Alexander Belopolsky wrote:
Two recently reported issues brought into light the fact that Python language definition is closely tied to character properties maintained by the Unicode Consortium. [1,2] For example, when Python switches to Unicode 6.0.0 (planned for the upcoming 3.2 release), we will gain two additional characters that Python can use in identifiers. 
With Python 3.1:
exec('\u0CF1 = 1')
Traceback (most recent call last): File "<stdin>", line 1, in <module> File "<string>", line 1 ೱ = 1 ^ SyntaxError: invalid character in identifier
but with Python 3.2a4:
exec('\u0CF1 = 1') eval('\u0CF1')
Such changes are not new, but I agree that they should probably be highlighted in the "What's new in Python x.x".
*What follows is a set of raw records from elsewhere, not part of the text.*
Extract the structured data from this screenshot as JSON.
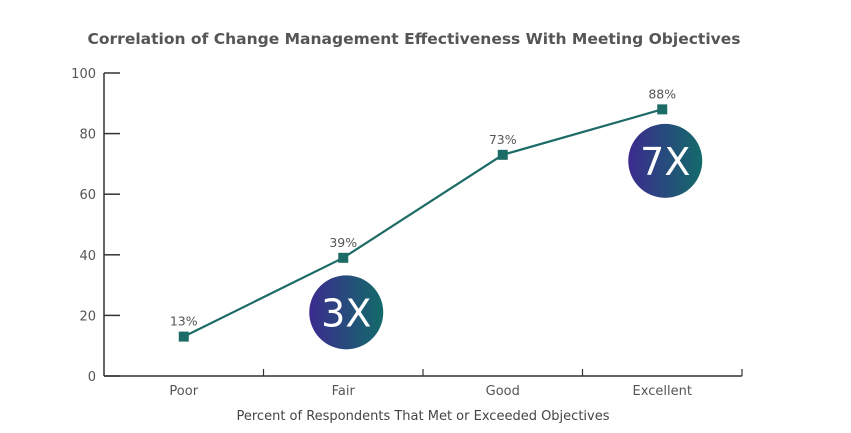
{
  "chart_data": {
    "type": "line",
    "title": "Correlation of Change Management Effectiveness With Meeting Objectives",
    "xlabel": "Percent of Respondents That Met or Exceeded Objectives",
    "ylabel": "",
    "categories": [
      "Poor",
      "Fair",
      "Good",
      "Excellent"
    ],
    "values": [
      13,
      39,
      73,
      88
    ],
    "data_labels": [
      "13%",
      "39%",
      "73%",
      "88%"
    ],
    "ylim": [
      0,
      100
    ],
    "yticks": [
      0,
      20,
      40,
      60,
      80,
      100
    ],
    "grid": false,
    "annotations": [
      {
        "text": "3X",
        "category": "Fair",
        "y": 21
      },
      {
        "text": "7X",
        "category": "Excellent",
        "y": 71
      }
    ],
    "colors": {
      "line": "#1d6b66",
      "axis": "#333333",
      "text": "#555555",
      "badge_gradient": [
        "#3b2b8e",
        "#136b6a"
      ]
    }
  }
}
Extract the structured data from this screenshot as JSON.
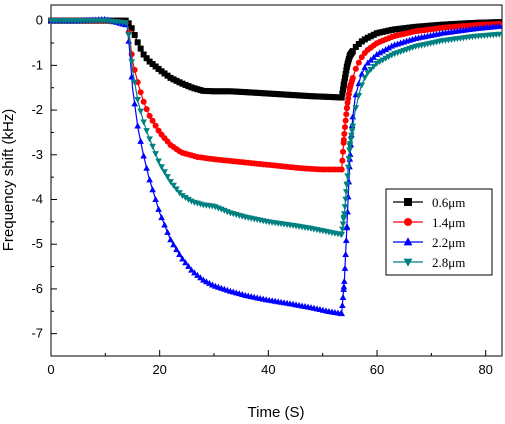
{
  "chart_data": {
    "type": "line",
    "title": "",
    "xlabel": "Time (S)",
    "ylabel": "Frequency shift (kHz)",
    "xlim": [
      0,
      83
    ],
    "ylim": [
      -7.5,
      0.35
    ],
    "xticks": [
      0,
      20,
      40,
      60,
      80
    ],
    "xtick_labels": [
      "0",
      "20",
      "40",
      "60",
      "80"
    ],
    "yticks": [
      0,
      -1,
      -2,
      -3,
      -4,
      -5,
      -6,
      -7
    ],
    "ytick_labels": [
      "0",
      "-1",
      "-2",
      "-3",
      "-4",
      "-5",
      "-6",
      "-7"
    ],
    "grid": false,
    "legend_position": "right",
    "series": [
      {
        "name": "0.6μm",
        "color": "#000000",
        "marker": "square",
        "points": [
          [
            0,
            0
          ],
          [
            5,
            0
          ],
          [
            10,
            0
          ],
          [
            14,
            0
          ],
          [
            15,
            -0.2
          ],
          [
            16,
            -0.5
          ],
          [
            17,
            -0.75
          ],
          [
            18,
            -0.9
          ],
          [
            20,
            -1.1
          ],
          [
            22,
            -1.28
          ],
          [
            24,
            -1.4
          ],
          [
            26,
            -1.5
          ],
          [
            28,
            -1.57
          ],
          [
            30,
            -1.58
          ],
          [
            33,
            -1.58
          ],
          [
            36,
            -1.6
          ],
          [
            40,
            -1.63
          ],
          [
            44,
            -1.66
          ],
          [
            48,
            -1.69
          ],
          [
            52,
            -1.71
          ],
          [
            53.5,
            -1.72
          ],
          [
            54,
            -1.35
          ],
          [
            54.5,
            -1.0
          ],
          [
            55,
            -0.78
          ],
          [
            56,
            -0.6
          ],
          [
            57,
            -0.48
          ],
          [
            58,
            -0.4
          ],
          [
            60,
            -0.28
          ],
          [
            63,
            -0.2
          ],
          [
            67,
            -0.14
          ],
          [
            72,
            -0.09
          ],
          [
            78,
            -0.05
          ],
          [
            83,
            -0.03
          ]
        ]
      },
      {
        "name": "1.4μm",
        "color": "#ff0000",
        "marker": "circle",
        "points": [
          [
            0,
            0
          ],
          [
            5,
            0
          ],
          [
            10,
            0
          ],
          [
            14,
            -0.05
          ],
          [
            14.5,
            -0.4
          ],
          [
            15,
            -0.9
          ],
          [
            16,
            -1.4
          ],
          [
            17,
            -1.8
          ],
          [
            18,
            -2.1
          ],
          [
            20,
            -2.5
          ],
          [
            22,
            -2.78
          ],
          [
            24,
            -2.95
          ],
          [
            27,
            -3.05
          ],
          [
            30,
            -3.1
          ],
          [
            34,
            -3.15
          ],
          [
            38,
            -3.2
          ],
          [
            42,
            -3.25
          ],
          [
            46,
            -3.3
          ],
          [
            50,
            -3.33
          ],
          [
            53.5,
            -3.33
          ],
          [
            54,
            -2.5
          ],
          [
            54.5,
            -1.9
          ],
          [
            55,
            -1.5
          ],
          [
            56,
            -1.1
          ],
          [
            57,
            -0.85
          ],
          [
            58,
            -0.68
          ],
          [
            60,
            -0.5
          ],
          [
            63,
            -0.35
          ],
          [
            67,
            -0.24
          ],
          [
            72,
            -0.16
          ],
          [
            78,
            -0.1
          ],
          [
            83,
            -0.07
          ]
        ]
      },
      {
        "name": "2.2μm",
        "color": "#0000ff",
        "marker": "triangle-up",
        "points": [
          [
            0,
            0
          ],
          [
            5,
            0
          ],
          [
            10,
            0.03
          ],
          [
            14,
            -0.1
          ],
          [
            14.5,
            -0.7
          ],
          [
            15,
            -1.5
          ],
          [
            16,
            -2.4
          ],
          [
            17,
            -3.0
          ],
          [
            18,
            -3.5
          ],
          [
            20,
            -4.3
          ],
          [
            22,
            -4.9
          ],
          [
            24,
            -5.3
          ],
          [
            26,
            -5.6
          ],
          [
            28,
            -5.8
          ],
          [
            30,
            -5.93
          ],
          [
            33,
            -6.05
          ],
          [
            36,
            -6.15
          ],
          [
            40,
            -6.25
          ],
          [
            44,
            -6.33
          ],
          [
            48,
            -6.42
          ],
          [
            51,
            -6.5
          ],
          [
            53.5,
            -6.55
          ],
          [
            54,
            -5.8
          ],
          [
            54.5,
            -4.5
          ],
          [
            55,
            -3.1
          ],
          [
            55.5,
            -2.2
          ],
          [
            56,
            -1.7
          ],
          [
            57,
            -1.25
          ],
          [
            58,
            -0.98
          ],
          [
            60,
            -0.75
          ],
          [
            63,
            -0.55
          ],
          [
            67,
            -0.4
          ],
          [
            72,
            -0.28
          ],
          [
            78,
            -0.18
          ],
          [
            83,
            -0.12
          ]
        ]
      },
      {
        "name": "2.8μm",
        "color": "#008080",
        "marker": "triangle-down",
        "points": [
          [
            0,
            0
          ],
          [
            5,
            0
          ],
          [
            10,
            0
          ],
          [
            14,
            -0.05
          ],
          [
            14.5,
            -0.5
          ],
          [
            15,
            -1.1
          ],
          [
            16,
            -1.8
          ],
          [
            17,
            -2.25
          ],
          [
            18,
            -2.6
          ],
          [
            20,
            -3.2
          ],
          [
            22,
            -3.6
          ],
          [
            24,
            -3.9
          ],
          [
            26,
            -4.05
          ],
          [
            28,
            -4.12
          ],
          [
            30,
            -4.15
          ],
          [
            33,
            -4.3
          ],
          [
            36,
            -4.4
          ],
          [
            40,
            -4.5
          ],
          [
            44,
            -4.57
          ],
          [
            48,
            -4.65
          ],
          [
            52,
            -4.75
          ],
          [
            53.5,
            -4.78
          ],
          [
            54,
            -4.3
          ],
          [
            54.5,
            -3.6
          ],
          [
            55,
            -2.8
          ],
          [
            56,
            -2.0
          ],
          [
            57,
            -1.5
          ],
          [
            58,
            -1.2
          ],
          [
            60,
            -0.95
          ],
          [
            63,
            -0.75
          ],
          [
            67,
            -0.58
          ],
          [
            72,
            -0.45
          ],
          [
            78,
            -0.35
          ],
          [
            83,
            -0.3
          ]
        ]
      }
    ]
  }
}
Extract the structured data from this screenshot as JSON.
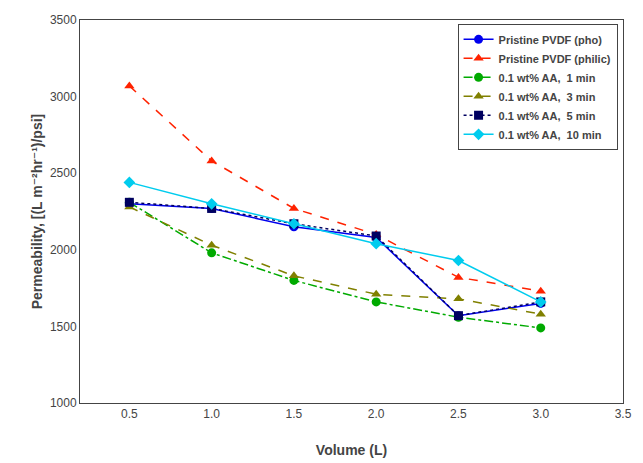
{
  "chart_data": {
    "type": "line",
    "x": [
      0.5,
      1.0,
      1.5,
      2.0,
      2.5,
      3.0
    ],
    "series": [
      {
        "name": "Pristine PVDF (pho)",
        "values": [
          2300,
          2270,
          2150,
          2080,
          1570,
          1650
        ],
        "color": "#0000EE",
        "marker": "circle",
        "line_style": "solid"
      },
      {
        "name": "Pristine PVDF (philic)",
        "values": [
          3070,
          2580,
          2270,
          2100,
          1820,
          1730
        ],
        "color": "#FF2200",
        "marker": "triangle-up",
        "line_style": "dashed"
      },
      {
        "name": "0.1 wt% AA,  1 min",
        "values": [
          2310,
          1980,
          1800,
          1660,
          1560,
          1490
        ],
        "color": "#00AA00",
        "marker": "circle",
        "line_style": "dashdot"
      },
      {
        "name": "0.1 wt% AA,  3 min",
        "values": [
          2280,
          2030,
          1830,
          1710,
          1680,
          1580
        ],
        "color": "#808000",
        "marker": "triangle-up",
        "line_style": "dashed"
      },
      {
        "name": "0.1 wt% AA,  5 min",
        "values": [
          2310,
          2270,
          2170,
          2090,
          1570,
          1660
        ],
        "color": "#000060",
        "marker": "square",
        "line_style": "dotted"
      },
      {
        "name": "0.1 wt% AA,  10 min",
        "values": [
          2440,
          2300,
          2170,
          2040,
          1930,
          1660
        ],
        "color": "#00CCEE",
        "marker": "diamond",
        "line_style": "solid"
      }
    ],
    "x_label": "Volume (L)",
    "y_label": "Permeability, [(L m⁻²hr⁻¹)/psi]",
    "xlim": [
      0.2,
      3.5
    ],
    "ylim": [
      1000,
      3500
    ],
    "xticks": [
      0.5,
      {
        "value": 1,
        "label": "1.0"
      },
      1.5,
      {
        "value": 2,
        "label": "2.0"
      },
      2.5,
      {
        "value": 3,
        "label": "3.0"
      },
      3.5
    ],
    "yticks": [
      1000,
      1500,
      2000,
      2500,
      3000,
      3500
    ],
    "grid": false,
    "legend": "upper right"
  }
}
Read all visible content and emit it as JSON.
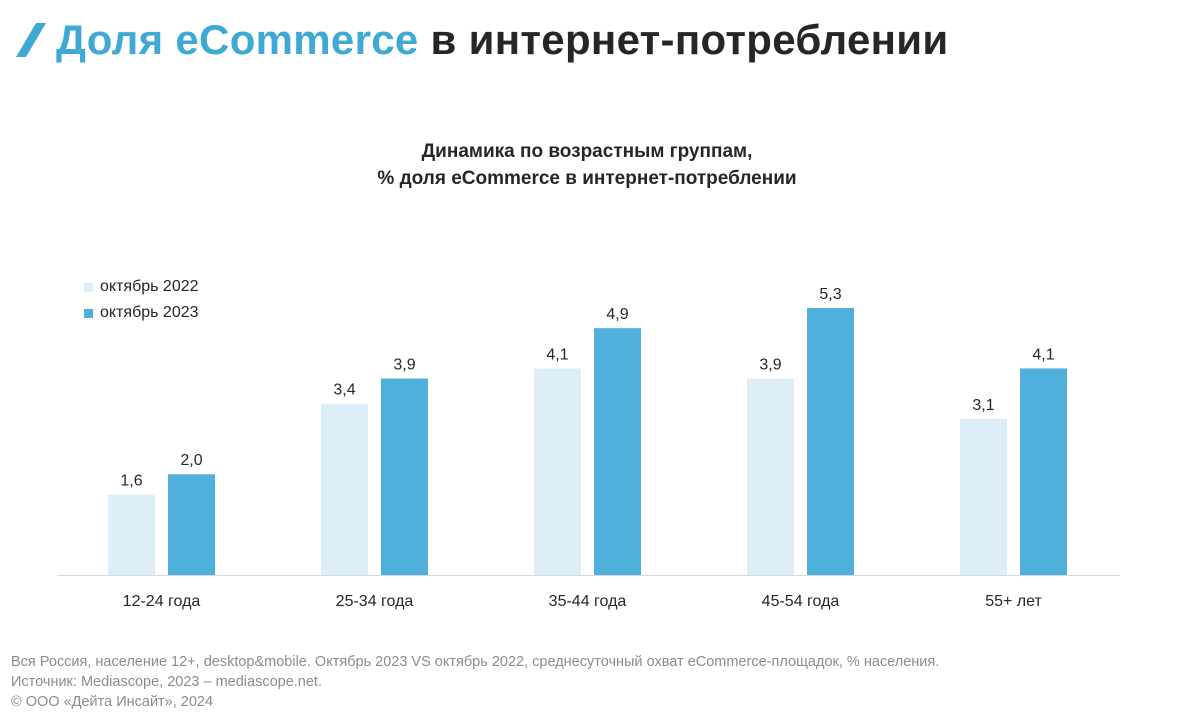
{
  "header": {
    "title_accent": "Доля eCommerce",
    "title_rest": "в интернет-потреблении",
    "accent_color": "#3fa9d5"
  },
  "chart_data": {
    "type": "bar",
    "title": "Динамика по возрастным группам,",
    "subtitle": "% доля eCommerce в интернет-потреблении",
    "categories": [
      "12-24 года",
      "25-34 года",
      "35-44 года",
      "45-54 года",
      "55+ лет"
    ],
    "series": [
      {
        "name": "октябрь 2022",
        "color": "#ddeef8",
        "values": [
          1.6,
          3.4,
          4.1,
          3.9,
          3.1
        ],
        "labels": [
          "1,6",
          "3,4",
          "4,1",
          "3,9",
          "3,1"
        ]
      },
      {
        "name": "октябрь 2023",
        "color": "#4fb0db",
        "values": [
          2.0,
          3.9,
          4.9,
          5.3,
          4.1
        ],
        "labels": [
          "2,0",
          "3,9",
          "4,9",
          "5,3",
          "4,1"
        ]
      }
    ],
    "xlabel": "",
    "ylabel": "",
    "ylim": [
      0,
      5.3
    ],
    "legend_position": "top-left",
    "grid": false
  },
  "footer": {
    "line1": "Вся Россия, население 12+, desktop&mobile. Октябрь 2023 VS октябрь 2022, среднесуточный охват eCommerce-площадок, % населения.",
    "line2": "Источник: Mediascope, 2023 – mediascope.net.",
    "line3": "© ООО «Дейта Инсайт», 2024"
  }
}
Of course, the likelihood is low that this change will affect any user, but the change in str.isspace() reported in  is likely to cause some trouble:
That's a classical bug fix.
While we have little choice but to follow UCD in defining str.isidentifier(), I think Python can promise users more stability in what it treats as space or as a digit in its builtins.
Why should we divert from the work done by the Unicode Consortium ? After all, most of their changes are in fact bug fixes as well.
For example, I don't think that supporting
is more important than to assure users that once their program accepted some text as a number, they can assume that the text is ASCII.
Sorry, but I don't agree.
If ASCII numerals are an important aspect of an application, the application should make sure that only those numerals are used (e.g. by using a regular expression for checking).
In a Unicode world, not accepting non-Arabic numerals would be a limitation, not a feature. Besides Python has had this support since Python 1.6.